The target is a consistent code segment:
Requirement: CPL (CS. RPL) ≥ destinationdescriptorcode. DPL and RPL are not checked. Because RPL is cleared to 0, RPL is always satisfied with RPL ≤ DPL. This is consistent with normal redirection and is applicable to JMP and call.
Cpl (newcs. RPL) = CPL (oldcs. RPL) of the program before the jump. Therefore, no transition occurs at the privilege level.
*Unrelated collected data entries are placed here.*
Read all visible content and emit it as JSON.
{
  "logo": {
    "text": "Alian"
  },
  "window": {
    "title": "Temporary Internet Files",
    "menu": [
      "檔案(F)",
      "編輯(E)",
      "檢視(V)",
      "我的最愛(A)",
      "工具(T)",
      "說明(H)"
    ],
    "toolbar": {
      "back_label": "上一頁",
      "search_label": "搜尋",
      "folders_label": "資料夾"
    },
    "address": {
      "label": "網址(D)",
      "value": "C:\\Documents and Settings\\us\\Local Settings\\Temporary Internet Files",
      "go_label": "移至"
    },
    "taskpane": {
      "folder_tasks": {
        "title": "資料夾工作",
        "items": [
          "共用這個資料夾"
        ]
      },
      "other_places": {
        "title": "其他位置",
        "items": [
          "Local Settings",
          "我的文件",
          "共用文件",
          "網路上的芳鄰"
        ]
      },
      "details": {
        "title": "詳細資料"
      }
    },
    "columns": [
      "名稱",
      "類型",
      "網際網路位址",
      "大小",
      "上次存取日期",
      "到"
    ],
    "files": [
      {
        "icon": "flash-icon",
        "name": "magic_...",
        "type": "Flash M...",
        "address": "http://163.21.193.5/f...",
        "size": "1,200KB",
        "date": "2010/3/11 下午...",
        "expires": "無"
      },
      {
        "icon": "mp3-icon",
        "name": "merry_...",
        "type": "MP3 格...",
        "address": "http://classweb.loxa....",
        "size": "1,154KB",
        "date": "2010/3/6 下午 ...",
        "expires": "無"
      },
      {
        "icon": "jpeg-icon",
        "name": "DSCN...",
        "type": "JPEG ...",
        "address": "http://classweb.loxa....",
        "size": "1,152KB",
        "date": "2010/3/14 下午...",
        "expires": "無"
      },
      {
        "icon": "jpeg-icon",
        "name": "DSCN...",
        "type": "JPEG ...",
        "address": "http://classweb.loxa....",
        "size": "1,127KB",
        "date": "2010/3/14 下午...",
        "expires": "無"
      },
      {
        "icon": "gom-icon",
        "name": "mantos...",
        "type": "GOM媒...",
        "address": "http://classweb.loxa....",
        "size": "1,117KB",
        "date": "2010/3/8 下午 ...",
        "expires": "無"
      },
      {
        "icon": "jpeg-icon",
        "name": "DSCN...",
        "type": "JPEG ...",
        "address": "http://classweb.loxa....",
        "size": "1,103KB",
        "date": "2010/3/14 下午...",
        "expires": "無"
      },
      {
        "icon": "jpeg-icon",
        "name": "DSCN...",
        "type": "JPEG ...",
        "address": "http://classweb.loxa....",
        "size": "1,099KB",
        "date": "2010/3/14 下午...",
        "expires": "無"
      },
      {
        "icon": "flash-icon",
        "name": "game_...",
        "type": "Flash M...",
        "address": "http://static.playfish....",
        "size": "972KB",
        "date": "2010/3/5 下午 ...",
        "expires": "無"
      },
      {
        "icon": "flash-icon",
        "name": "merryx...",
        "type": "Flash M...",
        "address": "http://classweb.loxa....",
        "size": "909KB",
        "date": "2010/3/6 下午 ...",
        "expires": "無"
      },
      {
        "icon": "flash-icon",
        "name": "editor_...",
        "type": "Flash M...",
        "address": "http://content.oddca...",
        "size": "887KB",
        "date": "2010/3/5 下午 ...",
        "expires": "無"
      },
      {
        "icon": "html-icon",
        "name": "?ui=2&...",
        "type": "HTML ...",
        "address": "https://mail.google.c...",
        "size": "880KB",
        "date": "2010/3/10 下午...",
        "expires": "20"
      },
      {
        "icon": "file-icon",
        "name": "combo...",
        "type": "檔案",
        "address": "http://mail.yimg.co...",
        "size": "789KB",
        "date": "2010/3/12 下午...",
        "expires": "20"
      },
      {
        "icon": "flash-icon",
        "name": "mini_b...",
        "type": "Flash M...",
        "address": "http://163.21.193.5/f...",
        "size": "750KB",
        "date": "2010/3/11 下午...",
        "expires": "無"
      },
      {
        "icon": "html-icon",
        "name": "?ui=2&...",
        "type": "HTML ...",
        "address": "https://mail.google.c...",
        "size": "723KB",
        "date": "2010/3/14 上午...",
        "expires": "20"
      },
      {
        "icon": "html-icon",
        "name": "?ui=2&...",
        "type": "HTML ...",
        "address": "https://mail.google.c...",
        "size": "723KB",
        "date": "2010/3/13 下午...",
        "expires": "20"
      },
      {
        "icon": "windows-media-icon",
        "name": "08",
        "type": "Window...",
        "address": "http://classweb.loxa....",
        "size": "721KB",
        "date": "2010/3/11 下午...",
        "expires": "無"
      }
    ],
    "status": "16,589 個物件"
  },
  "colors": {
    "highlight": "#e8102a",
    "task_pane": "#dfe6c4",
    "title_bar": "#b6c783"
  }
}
The target code segment is inconsistent:
When the JMP command is used to redirect:
Requirement: CPL (CS. RPL) = destinationdescriptorcode. DPL and RPL <= CPL (CS. RPL) (in fact, RPL is always satisfied because RPL is cleared by 0, so the relationship between RPL and CPL is not checked here ). If the requirements are not met, the program will cause an exception.
Cpl (newcs. RPL) = destinationdescriptorcode. DPL
Because the premise is CPL = DPL, the CPL (newcs. RPL) = destinationdescriptorcode. DPL of the program after the jump will not change the CPL value, and the privilege level will not change. If CPL = DPL is not met during access, an exception is thrown.
When the call command is used to redirect:
Requirement: CPL (CS. RPL) ≥ destinationdescriptorcode. DPL (RPL is cleared 0, not checked). If the requirements are not met, the program will cause an exception.
Cpl (newcs. RPL) = destinationdescriptorcode. DPL
When the condition CPL = DPL, CPL = DPL after the program jumps, the privileged level does not jump; When CPL> DPL, CPL = DPL after the program jumps, the privileged level jumps, this is the only jump method that we can see when the current position changes the current execution of the Program (CPL), that is, using the Call Command + call the door to redirect, the target code segment is a non-consistent code segment.

Summary: The above two types of redirection are described, namely normal jump and call door jump. The redirection can be subdivided into JMP jump and call jump, whether the jump is successful depends on CPL, RPL, and DPL. All redirects are from low-privilege-level code to the same level or higher-level privileged level (DPL), but keep the current execution privileged level (CPL) unchanged, it is a little difficult to tell why the jump to the high-privilege level is not changed, and the "high-privilege level" here refers to the DPL of the target code segment descriptor, it specifies the highest privilege level that can jump to the code segment. The CPL remains unchanged, which means that the privilege level does not jump. We can see that CPL changes will occur only when the call command + call door method is used to jump and the target code segment is inconsistent, that is, the Code Execution privilege-level transition, this is currently the only way to change the execution privilege level. If you know other methods, please leave a message to me.

The above explanations refer to the post of the oldlinux BBSHttp://www.oldlinux.org/cgi-bin/... topic = 73 & show = 0

Note: CS. RPL indicates the register privilege level in the CS register, not the request privilege level.